Situata a 170 m sopra il livello del mare, nel cuore della regione di Samtskhe-Javakheti, nel comune di Adigeni, si trova un simbolo del passato dorato della Georgia, Okros Tsikhe, o la Fortezza Dorata. Immersa vicino al pittoresco villaggio di Boladjuri, questa fortezza si erge su un massiccio affioramento roccioso, presentando una sfida formidabile a chiunque osi avvicinarsi, apparentemente inaccessibile da diversi angoli. Okros Tsikhe (chiamata anche Okrostsikhe) si erge come un faro splendente tra le fortezze della Georgia, una testimonianza del ricco patrimonio del paese.
Addentrandosi negli annali della storia, Okros Tsikhe fu la roccaforte della illustre famiglia Jaqeli. Costruita probabilmente tra la fine del XIII e l'inizio del XIV secolo, questa fortezza era un componente chiave di un sistema di fortificazioni difensive nel dominio degli Atabeg.

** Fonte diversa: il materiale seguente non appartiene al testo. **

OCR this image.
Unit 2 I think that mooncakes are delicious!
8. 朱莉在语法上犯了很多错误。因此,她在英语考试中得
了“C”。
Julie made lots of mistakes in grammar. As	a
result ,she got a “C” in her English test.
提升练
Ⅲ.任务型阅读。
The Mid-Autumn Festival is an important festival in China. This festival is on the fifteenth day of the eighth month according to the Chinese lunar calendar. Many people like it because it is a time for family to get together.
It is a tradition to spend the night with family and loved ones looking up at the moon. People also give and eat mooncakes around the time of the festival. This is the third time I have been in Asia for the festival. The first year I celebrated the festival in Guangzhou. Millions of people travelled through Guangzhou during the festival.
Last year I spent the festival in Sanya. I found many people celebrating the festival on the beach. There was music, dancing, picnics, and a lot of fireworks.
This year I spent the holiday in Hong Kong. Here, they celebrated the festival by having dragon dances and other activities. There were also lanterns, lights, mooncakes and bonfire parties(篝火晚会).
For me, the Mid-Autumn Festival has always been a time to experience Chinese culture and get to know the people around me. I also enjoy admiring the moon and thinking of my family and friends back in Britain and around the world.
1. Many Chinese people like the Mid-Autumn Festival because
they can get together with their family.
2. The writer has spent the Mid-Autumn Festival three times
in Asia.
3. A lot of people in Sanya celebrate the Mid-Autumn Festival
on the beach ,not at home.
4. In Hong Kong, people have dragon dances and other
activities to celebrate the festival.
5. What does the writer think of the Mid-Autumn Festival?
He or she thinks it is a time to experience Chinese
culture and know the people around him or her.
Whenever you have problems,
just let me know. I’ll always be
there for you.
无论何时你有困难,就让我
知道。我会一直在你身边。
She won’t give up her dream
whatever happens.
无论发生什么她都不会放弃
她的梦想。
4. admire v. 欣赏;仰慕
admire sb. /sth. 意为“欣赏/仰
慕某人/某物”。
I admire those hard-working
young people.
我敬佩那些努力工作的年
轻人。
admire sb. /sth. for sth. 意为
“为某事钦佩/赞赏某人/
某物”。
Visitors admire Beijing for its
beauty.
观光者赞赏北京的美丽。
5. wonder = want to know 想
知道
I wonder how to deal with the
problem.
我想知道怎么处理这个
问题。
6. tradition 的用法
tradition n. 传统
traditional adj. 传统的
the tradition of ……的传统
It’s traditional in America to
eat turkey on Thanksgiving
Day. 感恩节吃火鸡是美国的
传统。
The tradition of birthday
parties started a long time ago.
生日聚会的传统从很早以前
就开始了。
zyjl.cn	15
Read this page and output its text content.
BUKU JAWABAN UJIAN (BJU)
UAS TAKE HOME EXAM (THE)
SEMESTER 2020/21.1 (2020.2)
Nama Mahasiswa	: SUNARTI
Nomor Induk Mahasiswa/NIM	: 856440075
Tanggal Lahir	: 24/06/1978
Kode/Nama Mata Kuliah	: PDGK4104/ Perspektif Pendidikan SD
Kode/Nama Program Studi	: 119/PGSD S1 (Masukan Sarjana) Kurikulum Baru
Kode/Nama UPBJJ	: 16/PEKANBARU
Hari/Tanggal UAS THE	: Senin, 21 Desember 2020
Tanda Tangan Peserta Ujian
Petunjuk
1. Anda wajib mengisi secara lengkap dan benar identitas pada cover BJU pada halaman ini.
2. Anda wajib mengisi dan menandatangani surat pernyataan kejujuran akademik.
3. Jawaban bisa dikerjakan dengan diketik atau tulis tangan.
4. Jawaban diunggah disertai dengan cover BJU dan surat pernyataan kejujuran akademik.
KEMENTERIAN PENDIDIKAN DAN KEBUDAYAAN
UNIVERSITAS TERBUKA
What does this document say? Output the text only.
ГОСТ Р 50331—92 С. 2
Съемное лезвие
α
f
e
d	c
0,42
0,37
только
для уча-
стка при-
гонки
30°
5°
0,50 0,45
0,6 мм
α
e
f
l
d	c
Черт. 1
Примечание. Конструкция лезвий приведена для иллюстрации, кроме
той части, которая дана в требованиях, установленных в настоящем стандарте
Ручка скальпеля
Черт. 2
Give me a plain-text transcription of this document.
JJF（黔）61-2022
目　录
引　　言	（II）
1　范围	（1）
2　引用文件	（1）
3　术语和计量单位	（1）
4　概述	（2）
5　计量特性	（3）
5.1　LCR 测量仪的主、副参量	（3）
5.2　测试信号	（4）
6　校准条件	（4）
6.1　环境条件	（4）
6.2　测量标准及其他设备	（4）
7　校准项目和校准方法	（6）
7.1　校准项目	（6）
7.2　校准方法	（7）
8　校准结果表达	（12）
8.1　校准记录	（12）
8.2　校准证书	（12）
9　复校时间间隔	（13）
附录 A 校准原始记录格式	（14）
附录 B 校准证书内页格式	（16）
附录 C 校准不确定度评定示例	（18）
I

Tuttavia, la sua data di costruzione esatta rimane avvolta nel mistero, senza documenti scritti antichi che forniscano chiarezza.
Nonostante la sua origine piuttosto oscura, Okros Tsikhe assunse un ruolo centrale durante l'occupazione turca nei secoli XV e XVI. Grazie alla sua posizione strategica e alla sua forza, poteva resistere a lunghi assedi, controllando vaste aree e proteggendo strade chiave, fungendo efficacemente da baluardo per i Meskheti. Infatti, durante l'invasione del comandante turco Lala-Pasha nel 1578, Dedisimedi, la moglie di Qaikhosro Atabagi, cercò rifugio nella Fortezza Dorata, tentando coraggiosamente di proteggere Samtskhe dagli invasori.
Costruite con massicci blocchi di pietra grezzi, le mura di Okros Tsikhe si ergono alte a 10 metri. Il layout della fortezza rispecchia la superficie rocciosa irregolare su cui si trova, con muri artificiali che si fondono perfettamente con il monte roccioso. Le mura della fortezza, rinforzate da grandi torri, scendono ripidamente lungo i pendii sia a sud che a nord.
Con la sua posizione strategica, la Fortezza di Okros Tsikhe continuò a funzionare come un'importante fortificazione fino alla fine del XVIII secolo. Oggi, si erge come un simbolo senza tempo della resilienza georgiana, un monumento imponente che riecheggia storie di sfida, coraggio e sopravvivenza.